Significado: pequeno, humilde, modesto.
Pablo respira o sol e a audácia criativa. Forma espanhola de Paulo, do latim paulus (« pequeno, humilde »), tem tudo de um gigante graças aos seus portadores ilustres: impossível ouvi-lo sem pensar em Pablo Picasso, colosso da arte do século XX, ou em Pablo Neruda, poeta chileno e prémio Nobel cujos versos deram a volta ao mundo.
Por trás do prenome vela o apóstolo Paulo de Tarso, viajante infatigável que levou a mensagem cristã a todas as rotas do Mediterrâneo, festejado a 29 de junho. Um belo legado para um prenome que conjuga humildade etimológica e um raio de luz bem real.
Em França, Pablo seduz os pais amantes de sonoridades latinas, calorosas e criativas. Curto, cantando, aberto para a Espanha e a América Latina, evoca um menino artista, apaixonado e solar, com essa pitada de fantasia que faz os temperamentos livres. Um prenome modesto pelo seu sentido, mas que carrega em si uma bela promessa de audácia.
Apesar de significar « o pequeno » e « o humilde », em Pablo tudo respira a audácia do criador. O seu número 1 faz dele um líder nato, um pioneiro que prefere traçar o seu próprio caminho em vez de seguir o dos outros. A sua fantasia (8/10) e a sua independência (8/10) formam o núcleo da personagem: Pablo pensa ao contrário de propósito, inventa, provoca um pouco, recusa as caixas pré-fabricadas. Difícil não pensar em Picasso a reinventar a pintura com golpes de génio insolente, ou em Neruda a fazer cantar a língua como ninguém.
É um solar, um latino na alma: caloroso, apaixonado, com humor vivo (7/10) e energia generosa (7/10). Com Pablo, a vida tem relevo, cores, ritmo. A sua sensibilidade (7/10) aflora sob a ímpeto, pois os grandes criativos são também sensíveis que sentem tudo intensamente, e ele precisa de beleza à sua volta como de oxigénio.
A sua ambição (7/10) não é a dos honramentos, mas a da obra: Pablo quer deixar uma marca, marcar os espíritos, existir pelo que cria. Isso torna-o por vezes um bocado egocêntrico, ávido pelo seu espaço, refratário a qualquer autoridade que pretenda contê-lo. Mas quando ama, ama inteiro, fiel ao seu grupo e generoso com o seu talento. Prenom com aroma de dolce vita e de flamenco, aberto para a Espanha e a América Latina, Pablo encarna o artista livre: imprevisível, magnético, um pouco rebelde e terrivelmente vivo. Sob o seu nome de humilde esconde-se um temperamento que nunca teve medo de ver grande.
Retrato lúdico, para levar com um sorriso.

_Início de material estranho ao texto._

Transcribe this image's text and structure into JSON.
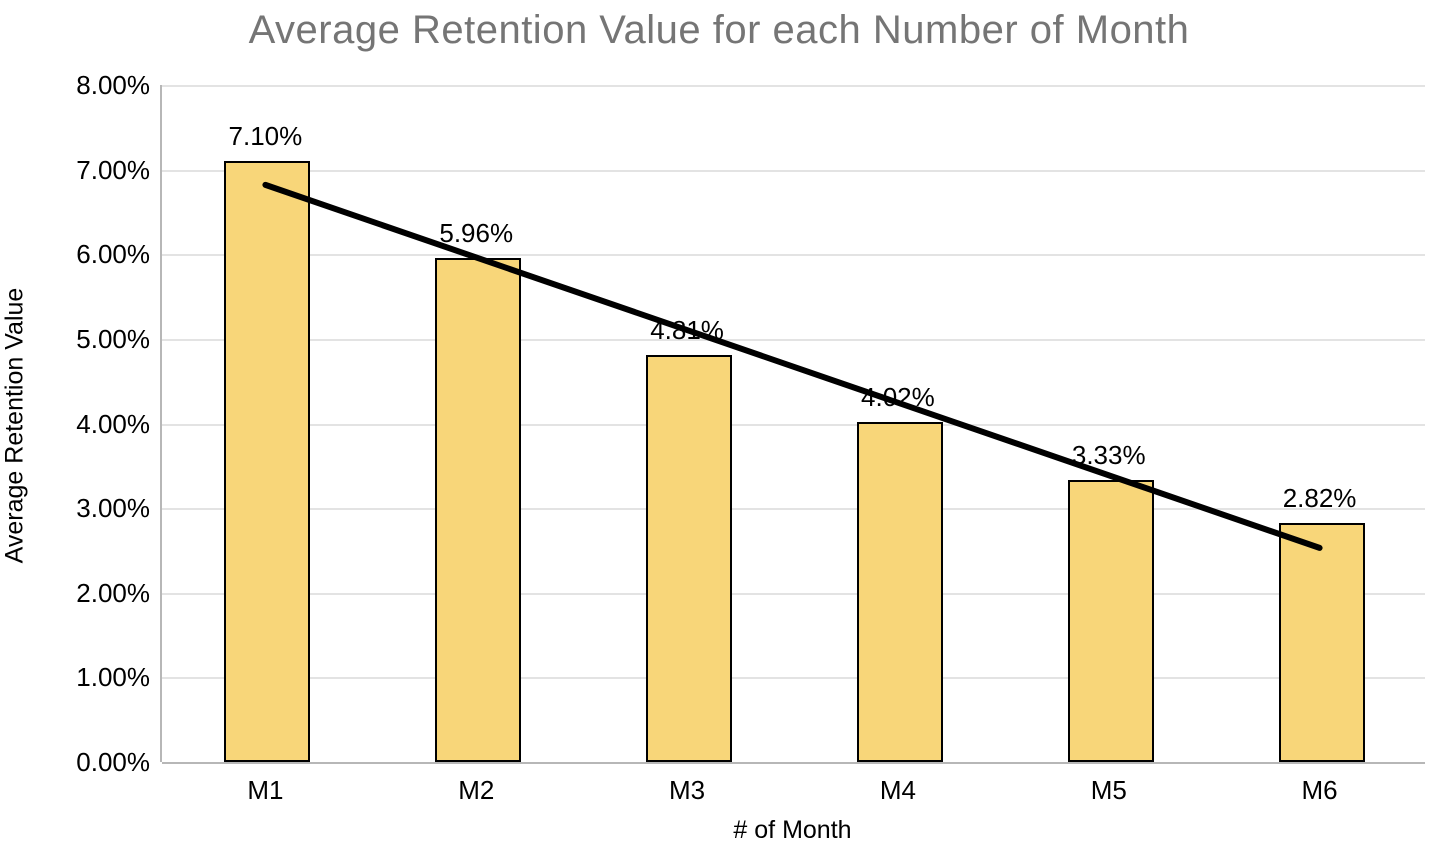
{
  "title": "Average Retention Value for each Number of Month",
  "chart_data": {
    "type": "bar",
    "title": "Average Retention Value for each Number of Month",
    "categories": [
      "M1",
      "M2",
      "M3",
      "M4",
      "M5",
      "M6"
    ],
    "values": [
      7.1,
      5.96,
      4.81,
      4.02,
      3.33,
      2.82
    ],
    "data_labels": [
      "7.10%",
      "5.96%",
      "4.81%",
      "4.02%",
      "3.33%",
      "2.82%"
    ],
    "xlabel": "# of Month",
    "ylabel": "Average Retention Value",
    "ylim": [
      0,
      8
    ],
    "ytick_step": 1,
    "ytick_labels": [
      "0.00%",
      "1.00%",
      "2.00%",
      "3.00%",
      "4.00%",
      "5.00%",
      "6.00%",
      "7.00%",
      "8.00%"
    ],
    "grid": true,
    "legend_position": "none",
    "trendline": {
      "type": "linear",
      "start_category_index": 0,
      "start_value": 6.82,
      "end_category_index": 5,
      "end_value": 2.53,
      "color": "#000000",
      "width": 6
    },
    "colors": {
      "bar_fill": "#f8d679",
      "bar_border": "#000000",
      "title_text": "#757575",
      "axis_text": "#000000",
      "gridline": "#e3e3e3",
      "axis_line": "#b7b7b7",
      "background": "#ffffff"
    }
  }
}
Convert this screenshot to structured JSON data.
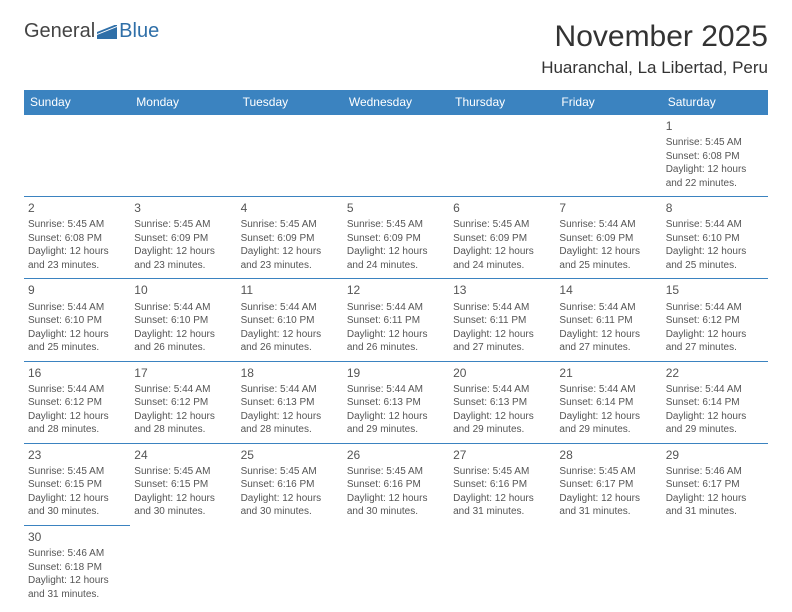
{
  "logo": {
    "general": "General",
    "blue": "Blue"
  },
  "title": "November 2025",
  "location": "Huaranchal, La Libertad, Peru",
  "colors": {
    "header_bg": "#3b83c0",
    "header_text": "#ffffff",
    "cell_border": "#3b83c0",
    "text": "#555555",
    "logo_blue": "#2f6fa8"
  },
  "day_headers": [
    "Sunday",
    "Monday",
    "Tuesday",
    "Wednesday",
    "Thursday",
    "Friday",
    "Saturday"
  ],
  "weeks": [
    [
      null,
      null,
      null,
      null,
      null,
      null,
      {
        "n": "1",
        "sr": "Sunrise: 5:45 AM",
        "ss": "Sunset: 6:08 PM",
        "dl": "Daylight: 12 hours and 22 minutes."
      }
    ],
    [
      {
        "n": "2",
        "sr": "Sunrise: 5:45 AM",
        "ss": "Sunset: 6:08 PM",
        "dl": "Daylight: 12 hours and 23 minutes."
      },
      {
        "n": "3",
        "sr": "Sunrise: 5:45 AM",
        "ss": "Sunset: 6:09 PM",
        "dl": "Daylight: 12 hours and 23 minutes."
      },
      {
        "n": "4",
        "sr": "Sunrise: 5:45 AM",
        "ss": "Sunset: 6:09 PM",
        "dl": "Daylight: 12 hours and 23 minutes."
      },
      {
        "n": "5",
        "sr": "Sunrise: 5:45 AM",
        "ss": "Sunset: 6:09 PM",
        "dl": "Daylight: 12 hours and 24 minutes."
      },
      {
        "n": "6",
        "sr": "Sunrise: 5:45 AM",
        "ss": "Sunset: 6:09 PM",
        "dl": "Daylight: 12 hours and 24 minutes."
      },
      {
        "n": "7",
        "sr": "Sunrise: 5:44 AM",
        "ss": "Sunset: 6:09 PM",
        "dl": "Daylight: 12 hours and 25 minutes."
      },
      {
        "n": "8",
        "sr": "Sunrise: 5:44 AM",
        "ss": "Sunset: 6:10 PM",
        "dl": "Daylight: 12 hours and 25 minutes."
      }
    ],
    [
      {
        "n": "9",
        "sr": "Sunrise: 5:44 AM",
        "ss": "Sunset: 6:10 PM",
        "dl": "Daylight: 12 hours and 25 minutes."
      },
      {
        "n": "10",
        "sr": "Sunrise: 5:44 AM",
        "ss": "Sunset: 6:10 PM",
        "dl": "Daylight: 12 hours and 26 minutes."
      },
      {
        "n": "11",
        "sr": "Sunrise: 5:44 AM",
        "ss": "Sunset: 6:10 PM",
        "dl": "Daylight: 12 hours and 26 minutes."
      },
      {
        "n": "12",
        "sr": "Sunrise: 5:44 AM",
        "ss": "Sunset: 6:11 PM",
        "dl": "Daylight: 12 hours and 26 minutes."
      },
      {
        "n": "13",
        "sr": "Sunrise: 5:44 AM",
        "ss": "Sunset: 6:11 PM",
        "dl": "Daylight: 12 hours and 27 minutes."
      },
      {
        "n": "14",
        "sr": "Sunrise: 5:44 AM",
        "ss": "Sunset: 6:11 PM",
        "dl": "Daylight: 12 hours and 27 minutes."
      },
      {
        "n": "15",
        "sr": "Sunrise: 5:44 AM",
        "ss": "Sunset: 6:12 PM",
        "dl": "Daylight: 12 hours and 27 minutes."
      }
    ],
    [
      {
        "n": "16",
        "sr": "Sunrise: 5:44 AM",
        "ss": "Sunset: 6:12 PM",
        "dl": "Daylight: 12 hours and 28 minutes."
      },
      {
        "n": "17",
        "sr": "Sunrise: 5:44 AM",
        "ss": "Sunset: 6:12 PM",
        "dl": "Daylight: 12 hours and 28 minutes."
      },
      {
        "n": "18",
        "sr": "Sunrise: 5:44 AM",
        "ss": "Sunset: 6:13 PM",
        "dl": "Daylight: 12 hours and 28 minutes."
      },
      {
        "n": "19",
        "sr": "Sunrise: 5:44 AM",
        "ss": "Sunset: 6:13 PM",
        "dl": "Daylight: 12 hours and 29 minutes."
      },
      {
        "n": "20",
        "sr": "Sunrise: 5:44 AM",
        "ss": "Sunset: 6:13 PM",
        "dl": "Daylight: 12 hours and 29 minutes."
      },
      {
        "n": "21",
        "sr": "Sunrise: 5:44 AM",
        "ss": "Sunset: 6:14 PM",
        "dl": "Daylight: 12 hours and 29 minutes."
      },
      {
        "n": "22",
        "sr": "Sunrise: 5:44 AM",
        "ss": "Sunset: 6:14 PM",
        "dl": "Daylight: 12 hours and 29 minutes."
      }
    ],
    [
      {
        "n": "23",
        "sr": "Sunrise: 5:45 AM",
        "ss": "Sunset: 6:15 PM",
        "dl": "Daylight: 12 hours and 30 minutes."
      },
      {
        "n": "24",
        "sr": "Sunrise: 5:45 AM",
        "ss": "Sunset: 6:15 PM",
        "dl": "Daylight: 12 hours and 30 minutes."
      },
      {
        "n": "25",
        "sr": "Sunrise: 5:45 AM",
        "ss": "Sunset: 6:16 PM",
        "dl": "Daylight: 12 hours and 30 minutes."
      },
      {
        "n": "26",
        "sr": "Sunrise: 5:45 AM",
        "ss": "Sunset: 6:16 PM",
        "dl": "Daylight: 12 hours and 30 minutes."
      },
      {
        "n": "27",
        "sr": "Sunrise: 5:45 AM",
        "ss": "Sunset: 6:16 PM",
        "dl": "Daylight: 12 hours and 31 minutes."
      },
      {
        "n": "28",
        "sr": "Sunrise: 5:45 AM",
        "ss": "Sunset: 6:17 PM",
        "dl": "Daylight: 12 hours and 31 minutes."
      },
      {
        "n": "29",
        "sr": "Sunrise: 5:46 AM",
        "ss": "Sunset: 6:17 PM",
        "dl": "Daylight: 12 hours and 31 minutes."
      }
    ],
    [
      {
        "n": "30",
        "sr": "Sunrise: 5:46 AM",
        "ss": "Sunset: 6:18 PM",
        "dl": "Daylight: 12 hours and 31 minutes."
      },
      null,
      null,
      null,
      null,
      null,
      null
    ]
  ]
}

Sob a fachada modesta de Pablo, arde uma intensidade silenciosa mas tenaz. O seu amor não é um estrondo, é uma imersão. Seduzi-lo para ele é propor uma proximidade absoluta, um jogo de olhares onde a humildade se torna uma arma de fascinação, convidando o outro a atravessar as portas de uma intimidade não negociada. Ele não força, atrai pela densidade da sua presença, essa graça latina que mistura paixão contida e sensualismo refinado. Pablo apaixona-se pela autenticidade bruta, pela alma que ousa mostrar-se sem disfarces. Em contrapartida, nada o cansa mais que a superficialidade, esses jogos sociais vazios e as aparências que sufocam a própria essência do vínculo. Procura uma cumplicidade espiritual, um enraizamento profundo onde a humildade não é fraqueza, mas força de resiliência partilhada. Para ele, amar é aceitar a vulnerabilidade do outro como um tesouro, numa alquimia doce mas inevitável, onde o coração fala mais alto que as palavras.
Pablo é a forma espanhola de Paulo, derivada do latim paulus.
Significa « pequeno », « humilde » ou « modesto », como o prenome Paulo do qual deriva.
A 29 de junho, dia dos santos Pedro e Paulo, sendo o apóstolo Paulo o eponímio do prenome.
Sim: Pablo é simplesmente a versão espanhola de Paulo, como Paolo em italiano ou Paulo em português.
Tem ganho terreno desde os anos 2000, impulsionado pelo gosto pelos prenomes latinos e pela aura dos seus portadores famosos.